Yeni Meclis'te yaşanan krize, bugün olumlu tarafından bakalım. Bu somut kriz bile Türkiye'nin yeni bir anayasaya ne çok ihtiyacı olduğunu gösteriyor. Yani Türkiye'ye, artık geçmiş askeri darbelerin gölgesinden kurtarılmış; "sivil, demokratik, katılımcı, tamamen insan odaklı, özgürlükçü bir anayasa" şart. Böyle bir anayasa yapmadan, Türkiye'yi bugünlerde ısrarla üzerinde durulan, 'evrensel hukuk' zeminine oturtmak kesinlikle mümkün değil.
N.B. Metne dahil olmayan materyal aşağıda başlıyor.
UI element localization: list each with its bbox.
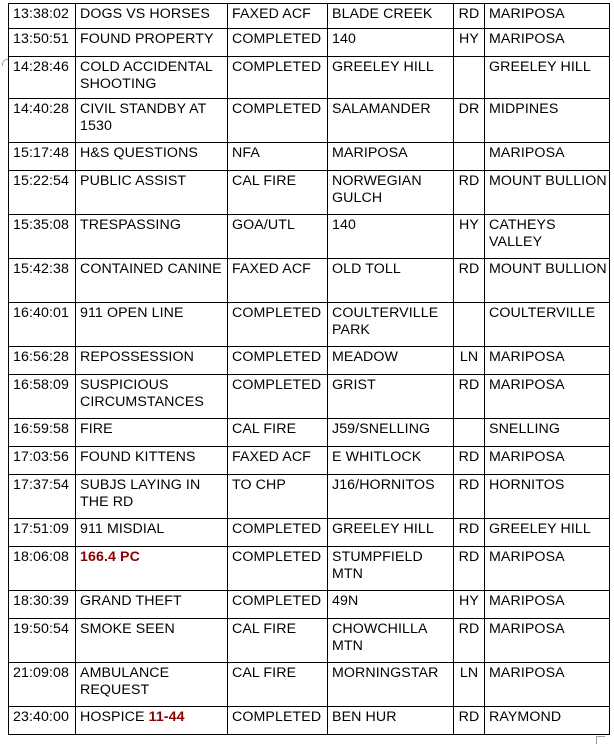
street-cell: MORNINGSTAR [328,663,454,707]
street-suffix-cell: RD [454,259,485,303]
status-cell: FAXED ACF [228,259,328,303]
incident-log-body [9,4,610,735]
time-cell: 17:37:54 [9,475,76,519]
street-suffix-cell [454,57,485,99]
description-cell [76,303,228,347]
street-suffix-cell [454,303,485,347]
table-row [9,303,610,347]
table-row [9,707,610,735]
description-text: H&S QUESTIONS [80,145,198,161]
table-row [9,447,610,475]
street-suffix-cell: RD [454,447,485,475]
street-cell: 49N [328,591,454,619]
time-cell: 16:59:58 [9,419,76,447]
city-cell: MARIPOSA [485,29,610,57]
street-cell: J59/SNELLING [328,419,454,447]
description-cell [76,57,228,99]
table-row [9,663,610,707]
street-cell: STUMPFIELD MTN [328,547,454,591]
description-text: 911 MISDIAL [80,521,165,537]
incident-log-table [8,3,610,735]
status-cell: CAL FIRE [228,419,328,447]
street-cell: GRIST [328,375,454,419]
time-cell: 23:40:00 [9,707,76,735]
street-cell: COULTERVILLE PARK [328,303,454,347]
description-cell [76,259,228,303]
description-text: REPOSSESSION [80,349,194,365]
status-cell: TO CHP [228,475,328,519]
time-cell: 17:03:56 [9,447,76,475]
description-text: SUBJS LAYING IN THE RD [80,477,201,511]
street-suffix-cell: HY [454,29,485,57]
description-cell [76,4,228,29]
description-text: DOGS VS HORSES [80,6,210,22]
street-cell: CHOWCHILLA MTN [328,619,454,663]
table-row [9,419,610,447]
street-suffix-cell: RD [454,547,485,591]
time-cell: 13:38:02 [9,4,76,29]
description-cell [76,29,228,57]
street-cell: SALAMANDER [328,99,454,143]
street-cell: 140 [328,29,454,57]
description-cell [76,619,228,663]
street-suffix-cell [454,143,485,171]
description-cell [76,347,228,375]
street-cell: 140 [328,215,454,259]
status-cell: COMPLETED [228,375,328,419]
time-cell: 16:40:01 [9,303,76,347]
status-cell: GOA/UTL [228,215,328,259]
description-cell [76,419,228,447]
street-suffix-cell: HY [454,215,485,259]
city-cell: MARIPOSA [485,591,610,619]
description-cell [76,663,228,707]
table-row [9,215,610,259]
description-cell [76,171,228,215]
time-cell: 15:22:54 [9,171,76,215]
city-cell: MARIPOSA [485,375,610,419]
status-cell: FAXED ACF [228,447,328,475]
time-cell: 17:51:09 [9,519,76,547]
street-cell: OLD TOLL [328,259,454,303]
table-row [9,4,610,29]
description-code-highlight: 11-44 [148,709,185,725]
table-row [9,171,610,215]
page-corner-mark-right [596,736,605,744]
city-cell: MOUNT BULLION [485,171,610,215]
table-row [9,375,610,419]
time-cell: 16:58:09 [9,375,76,419]
time-cell: 15:17:48 [9,143,76,171]
time-cell: 19:50:54 [9,619,76,663]
time-cell: 18:30:39 [9,591,76,619]
street-cell: BLADE CREEK [328,4,454,29]
description-cell [76,475,228,519]
street-suffix-cell: RD [454,4,485,29]
city-cell: MARIPOSA [485,447,610,475]
street-suffix-cell: LN [454,347,485,375]
status-cell: NFA [228,143,328,171]
city-cell: MARIPOSA [485,547,610,591]
description-cell [76,215,228,259]
time-cell: 14:40:28 [9,99,76,143]
table-row [9,57,610,99]
time-cell: 18:06:08 [9,547,76,591]
description-cell [76,375,228,419]
street-suffix-cell: RD [454,475,485,519]
description-cell [76,447,228,475]
street-suffix-cell: RD [454,171,485,215]
description-text: SMOKE SEEN [80,621,175,637]
street-cell: MEADOW [328,347,454,375]
city-cell: GREELEY HILL [485,57,610,99]
description-cell [76,99,228,143]
description-text: PUBLIC ASSIST [80,173,187,189]
city-cell: MARIPOSA [485,347,610,375]
description-text: 911 OPEN LINE [80,305,184,321]
street-suffix-cell: RD [454,375,485,419]
time-cell: 13:50:51 [9,29,76,57]
street-cell: E WHITLOCK [328,447,454,475]
street-suffix-cell: RD [454,619,485,663]
street-suffix-cell: LN [454,663,485,707]
status-cell: CAL FIRE [228,663,328,707]
table-row [9,547,610,591]
status-cell: CAL FIRE [228,171,328,215]
table-row [9,347,610,375]
description-code-highlight: 166.4 PC [80,549,140,565]
description-text: GRAND THEFT [80,593,182,609]
street-cell: GREELEY HILL [328,519,454,547]
description-text: HOSPICE [80,709,149,725]
city-cell: MIDPINES [485,99,610,143]
city-cell: MARIPOSA [485,663,610,707]
description-text: CONTAINED CANINE [80,261,222,277]
city-cell: MARIPOSA [485,619,610,663]
table-row [9,143,610,171]
status-cell: COMPLETED [228,57,328,99]
description-cell [76,707,228,735]
street-cell: NORWEGIAN GULCH [328,171,454,215]
status-cell: CAL FIRE [228,619,328,663]
city-cell: MARIPOSA [485,143,610,171]
description-text: TRESPASSING [80,217,181,233]
city-cell: MOUNT BULLION [485,259,610,303]
status-cell: COMPLETED [228,591,328,619]
time-cell: 15:35:08 [9,215,76,259]
time-cell: 14:28:46 [9,57,76,99]
city-cell: CATHEYS VALLEY [485,215,610,259]
description-text: COLD ACCIDENTAL SHOOTING [80,59,213,93]
description-text: CIVIL STANDBY AT 1530 [80,101,207,135]
table-row [9,99,610,143]
status-cell: COMPLETED [228,99,328,143]
description-text: AMBULANCE REQUEST [80,665,170,699]
street-cell: J16/HORNITOS [328,475,454,519]
time-cell: 15:42:38 [9,259,76,303]
city-cell: HORNITOS [485,475,610,519]
street-cell: MARIPOSA [328,143,454,171]
description-cell [76,143,228,171]
table-row [9,29,610,57]
city-cell: MARIPOSA [485,4,610,29]
street-suffix-cell: RD [454,707,485,735]
city-cell: COULTERVILLE [485,303,610,347]
time-cell: 16:56:28 [9,347,76,375]
description-text: FOUND PROPERTY [80,31,214,47]
status-cell: COMPLETED [228,547,328,591]
table-row [9,259,610,303]
status-cell: FAXED ACF [228,4,328,29]
street-suffix-cell [454,419,485,447]
status-cell: COMPLETED [228,519,328,547]
city-cell: GREELEY HILL [485,519,610,547]
status-cell: COMPLETED [228,29,328,57]
city-cell: SNELLING [485,419,610,447]
description-cell [76,519,228,547]
street-suffix-cell: RD [454,519,485,547]
status-cell: COMPLETED [228,707,328,735]
street-cell: GREELEY HILL [328,57,454,99]
status-cell: COMPLETED [228,303,328,347]
street-cell: BEN HUR [328,707,454,735]
description-text: FOUND KITTENS [80,449,196,465]
description-text: FIRE [80,421,113,437]
street-suffix-cell: DR [454,99,485,143]
table-row [9,619,610,663]
table-row [9,475,610,519]
city-cell: RAYMOND [485,707,610,735]
street-suffix-cell: HY [454,591,485,619]
status-cell: COMPLETED [228,347,328,375]
description-cell [76,591,228,619]
description-text: SUSPICIOUS CIRCUMSTANCES [80,377,204,411]
time-cell: 21:09:08 [9,663,76,707]
table-row [9,591,610,619]
description-cell [76,547,228,591]
table-row [9,519,610,547]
Nihai olarak demokrasinin sınırlarının, daha çok genişlemesi, Kürt sorununun çözümü, halkın seçtiği tutuklu milletvekilleri tablosunun benzerinin, gelecekte yaşanmaması için de gerçekte yeni bir anayasa ihtiyacı iliklerimize kadar hissediliyor. Belki bu krize, bu ihtiyacın bir kez daha çok net görülmesi açısından olumlu yaklaşabiliriz.
Somut tabloya baktığımızda, şurası bir gerçek ki CHP kendi içinde 'demokrasi' söylemiyle ürettiği bu siyasi tavırla, aslında pratik olarak hukuki bir sonuç almak istiyor. Bu nasıl gerçekleşecek hep birlikte göreceğiz. Böyle bir tutum yerine, belki de şu an kulislerde konuşulan, CHP'nin 'CMK'nın bazı maddelerinin değiştirilerek, tutukluluk süresinin iki yılla sınırlandırılmasına yönelik öneri' getireceği fısıltısı, süreç açısından çok daha parlak ve gerçekçi yaklaşım. Siyasi tavırla, hukuki sonuç almak mümkün olamıyor. Bu nedenle, bu tavrın yanında, hukuki öneri geliştirmek çok daha mantıklı. CHP'nin ilk bakışta 'milli irade'ye saygı söylemiyle çelişir görünen 'meclis yemin boykotu', sanki üzerinde çok çalışılmamış, çok az düşünülmüş ya da acele ile gerçekleşen bir tablodan yansıyor gibi.
Dileğimiz bu sorunun çözülmesi, CHP'li vekillerin de bir an önce yemin etmesi. Aynı yaklaşım BDP için de geçerli. CHP'nin ve BDP'nin yeni anayasa sürecine verecekleri katkı, şu an durdukları noktadan, galiba çok daha sahici olacaktır.